= Andrew Wight =

Australian screenwriter and producer (1959–2012)

Andrew Wight (14 November 1959 – 4 February 2012) was an Australian screenwriter and producer best known for his 2011 film Sanctum. He produced over 45 films including television documentaries, live television specials and 3D IMAX films. His credits include Ghosts of the Abyss, Aliens of the Deep and Expedition: Bismarck. Wight was honoured with the Australian Geographic Society Spirit of Adventure Awards in 1989.

== Biography ==
Wight grew up on the family farm "Tarqua" near Harrow in western-Victoria, and attended Hamilton College as a boarder between 1972 and 1977. It was here that he developed a taste for caving, exploring the nearby Byaduk Caves network of lava caves, under the direction of his Chemistry teacher, accompanied by a few other close school friends. In subsequent years, and throughout the 1980s, he became a highly-skilled and respected cave diving explorer and instructor, and played several key roles in the management of the Cave Divers Association of Australia (CDAA) Inc. In 1988, he led a team of cave diving explorers on an expedition to attempt a record cave dive in Pannikin Plain Cave on the Nullarbor Plain, where flash floods turned the expedition into a life-or-death struggle. This was captured on film by his support team, and eventually published as Nullarbor Dreaming. This short film launched his career as an international film-maker and culminated in him becoming James Cameron's right-hand man on many 3D and other film projects. Sanctum was inspired by his Nullarbor experience.

== Death ==
On 4 February 2012, Wight was killed in a helicopter crash at Jaspers Brush near the town of Berry, New South Wales, while working on filming National Geographic’s television documentary titled DeepSea Challenge.

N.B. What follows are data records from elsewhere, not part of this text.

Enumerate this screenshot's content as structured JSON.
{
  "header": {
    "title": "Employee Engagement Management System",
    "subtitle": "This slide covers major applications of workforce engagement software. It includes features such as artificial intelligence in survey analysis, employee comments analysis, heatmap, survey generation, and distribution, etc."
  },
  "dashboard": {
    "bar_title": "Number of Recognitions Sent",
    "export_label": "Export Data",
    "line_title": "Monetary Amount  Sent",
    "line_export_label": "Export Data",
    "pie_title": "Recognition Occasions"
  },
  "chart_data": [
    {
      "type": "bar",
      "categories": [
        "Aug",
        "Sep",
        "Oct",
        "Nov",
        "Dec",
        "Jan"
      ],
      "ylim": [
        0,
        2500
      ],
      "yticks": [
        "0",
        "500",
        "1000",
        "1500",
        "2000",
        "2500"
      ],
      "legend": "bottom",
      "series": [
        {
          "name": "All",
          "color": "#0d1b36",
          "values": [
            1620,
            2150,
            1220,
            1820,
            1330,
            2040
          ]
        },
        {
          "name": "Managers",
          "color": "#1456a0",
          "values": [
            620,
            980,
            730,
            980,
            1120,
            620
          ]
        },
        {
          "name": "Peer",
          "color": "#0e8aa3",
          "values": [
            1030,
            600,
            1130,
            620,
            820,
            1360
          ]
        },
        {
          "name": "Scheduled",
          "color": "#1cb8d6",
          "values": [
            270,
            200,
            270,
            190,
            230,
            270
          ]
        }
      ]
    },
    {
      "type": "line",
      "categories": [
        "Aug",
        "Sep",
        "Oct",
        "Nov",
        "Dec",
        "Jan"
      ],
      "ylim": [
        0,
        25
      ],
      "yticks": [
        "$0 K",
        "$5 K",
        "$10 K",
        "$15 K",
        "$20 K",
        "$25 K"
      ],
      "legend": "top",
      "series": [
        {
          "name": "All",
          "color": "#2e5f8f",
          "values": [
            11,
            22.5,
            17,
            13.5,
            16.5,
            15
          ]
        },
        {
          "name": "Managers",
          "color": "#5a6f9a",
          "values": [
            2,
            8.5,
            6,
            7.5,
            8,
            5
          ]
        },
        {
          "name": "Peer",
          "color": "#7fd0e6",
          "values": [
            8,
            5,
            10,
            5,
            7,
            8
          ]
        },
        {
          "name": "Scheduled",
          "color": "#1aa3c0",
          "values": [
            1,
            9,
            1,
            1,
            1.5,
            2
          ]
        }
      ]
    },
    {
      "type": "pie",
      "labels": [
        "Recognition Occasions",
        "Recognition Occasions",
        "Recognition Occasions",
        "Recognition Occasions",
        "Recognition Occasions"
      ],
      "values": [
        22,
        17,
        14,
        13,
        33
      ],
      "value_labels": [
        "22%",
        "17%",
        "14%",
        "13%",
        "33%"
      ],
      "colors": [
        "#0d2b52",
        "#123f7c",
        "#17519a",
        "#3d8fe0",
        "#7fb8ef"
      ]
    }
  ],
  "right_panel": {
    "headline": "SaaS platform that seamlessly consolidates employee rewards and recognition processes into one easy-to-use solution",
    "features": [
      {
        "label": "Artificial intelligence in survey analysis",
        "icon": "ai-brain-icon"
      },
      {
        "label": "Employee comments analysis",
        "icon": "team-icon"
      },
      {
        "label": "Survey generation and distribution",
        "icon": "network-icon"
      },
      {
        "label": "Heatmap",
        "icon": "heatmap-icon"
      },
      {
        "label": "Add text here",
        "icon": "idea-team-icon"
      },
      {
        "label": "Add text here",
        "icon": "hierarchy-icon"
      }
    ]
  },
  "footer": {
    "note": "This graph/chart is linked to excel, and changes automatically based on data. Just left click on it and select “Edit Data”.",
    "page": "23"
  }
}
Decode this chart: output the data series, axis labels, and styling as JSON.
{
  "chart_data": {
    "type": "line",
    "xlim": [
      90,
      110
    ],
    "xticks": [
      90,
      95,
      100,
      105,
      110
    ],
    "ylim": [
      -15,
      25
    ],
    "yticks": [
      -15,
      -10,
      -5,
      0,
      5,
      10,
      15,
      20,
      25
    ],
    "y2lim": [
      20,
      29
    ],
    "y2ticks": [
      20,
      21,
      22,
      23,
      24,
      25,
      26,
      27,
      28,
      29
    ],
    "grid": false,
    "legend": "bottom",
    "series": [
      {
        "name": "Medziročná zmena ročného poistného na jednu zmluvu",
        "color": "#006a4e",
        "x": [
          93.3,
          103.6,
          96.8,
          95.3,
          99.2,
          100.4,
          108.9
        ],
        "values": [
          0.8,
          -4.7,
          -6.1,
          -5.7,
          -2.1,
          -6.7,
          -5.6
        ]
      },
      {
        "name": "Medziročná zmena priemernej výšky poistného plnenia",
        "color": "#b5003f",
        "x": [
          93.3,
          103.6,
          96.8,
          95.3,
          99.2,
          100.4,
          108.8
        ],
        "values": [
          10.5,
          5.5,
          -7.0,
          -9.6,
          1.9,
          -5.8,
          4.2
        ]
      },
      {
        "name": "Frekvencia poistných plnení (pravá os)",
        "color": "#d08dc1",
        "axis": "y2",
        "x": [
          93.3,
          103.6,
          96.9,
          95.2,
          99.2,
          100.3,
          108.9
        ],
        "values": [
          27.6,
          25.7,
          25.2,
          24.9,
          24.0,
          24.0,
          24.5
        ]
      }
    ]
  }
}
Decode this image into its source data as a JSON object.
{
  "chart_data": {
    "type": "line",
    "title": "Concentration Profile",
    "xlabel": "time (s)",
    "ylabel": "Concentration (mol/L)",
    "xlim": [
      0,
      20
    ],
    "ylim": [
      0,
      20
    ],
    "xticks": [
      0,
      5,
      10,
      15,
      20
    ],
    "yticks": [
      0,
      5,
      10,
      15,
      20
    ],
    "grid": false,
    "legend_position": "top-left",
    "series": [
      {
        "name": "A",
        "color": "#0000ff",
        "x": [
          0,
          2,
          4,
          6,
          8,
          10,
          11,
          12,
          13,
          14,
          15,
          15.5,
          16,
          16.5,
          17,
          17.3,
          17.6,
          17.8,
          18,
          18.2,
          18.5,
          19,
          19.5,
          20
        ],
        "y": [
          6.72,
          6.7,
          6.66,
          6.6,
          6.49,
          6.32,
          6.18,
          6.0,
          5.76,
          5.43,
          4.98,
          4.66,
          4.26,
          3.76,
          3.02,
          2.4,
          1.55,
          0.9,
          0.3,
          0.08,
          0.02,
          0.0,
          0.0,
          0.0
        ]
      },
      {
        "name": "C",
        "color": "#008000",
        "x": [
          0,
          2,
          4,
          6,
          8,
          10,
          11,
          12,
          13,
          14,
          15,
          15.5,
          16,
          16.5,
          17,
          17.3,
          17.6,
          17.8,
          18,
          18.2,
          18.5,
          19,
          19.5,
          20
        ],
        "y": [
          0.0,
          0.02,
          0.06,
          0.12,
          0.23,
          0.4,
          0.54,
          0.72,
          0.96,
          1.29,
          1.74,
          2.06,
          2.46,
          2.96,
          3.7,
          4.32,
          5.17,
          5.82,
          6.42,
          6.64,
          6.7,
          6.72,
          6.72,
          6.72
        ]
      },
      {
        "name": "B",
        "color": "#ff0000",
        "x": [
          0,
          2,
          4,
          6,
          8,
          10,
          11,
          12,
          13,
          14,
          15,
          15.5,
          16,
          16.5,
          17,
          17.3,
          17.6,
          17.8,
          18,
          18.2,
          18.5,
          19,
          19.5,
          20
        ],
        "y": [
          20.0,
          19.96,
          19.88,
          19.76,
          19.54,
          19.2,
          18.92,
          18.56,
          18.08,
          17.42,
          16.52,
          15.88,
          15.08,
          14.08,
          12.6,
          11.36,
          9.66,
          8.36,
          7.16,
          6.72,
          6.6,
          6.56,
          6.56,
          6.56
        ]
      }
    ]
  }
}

The crash also claimed the life of American filmmaker Mike deGruy. Wight was piloting the helicopter when his pilot-side door opened. A report noted that when Wight leaned out to close it he likely removed his hand from the cyclic control causing the nose of the craft to pitch toward the sky and the tail to hit the ground where the helicopter burst into flames.

James Cameron, who by this point had become close friends with Wight, said, "They died doing exactly what they loved most, heading out to sea on a new and personally challenging expedition".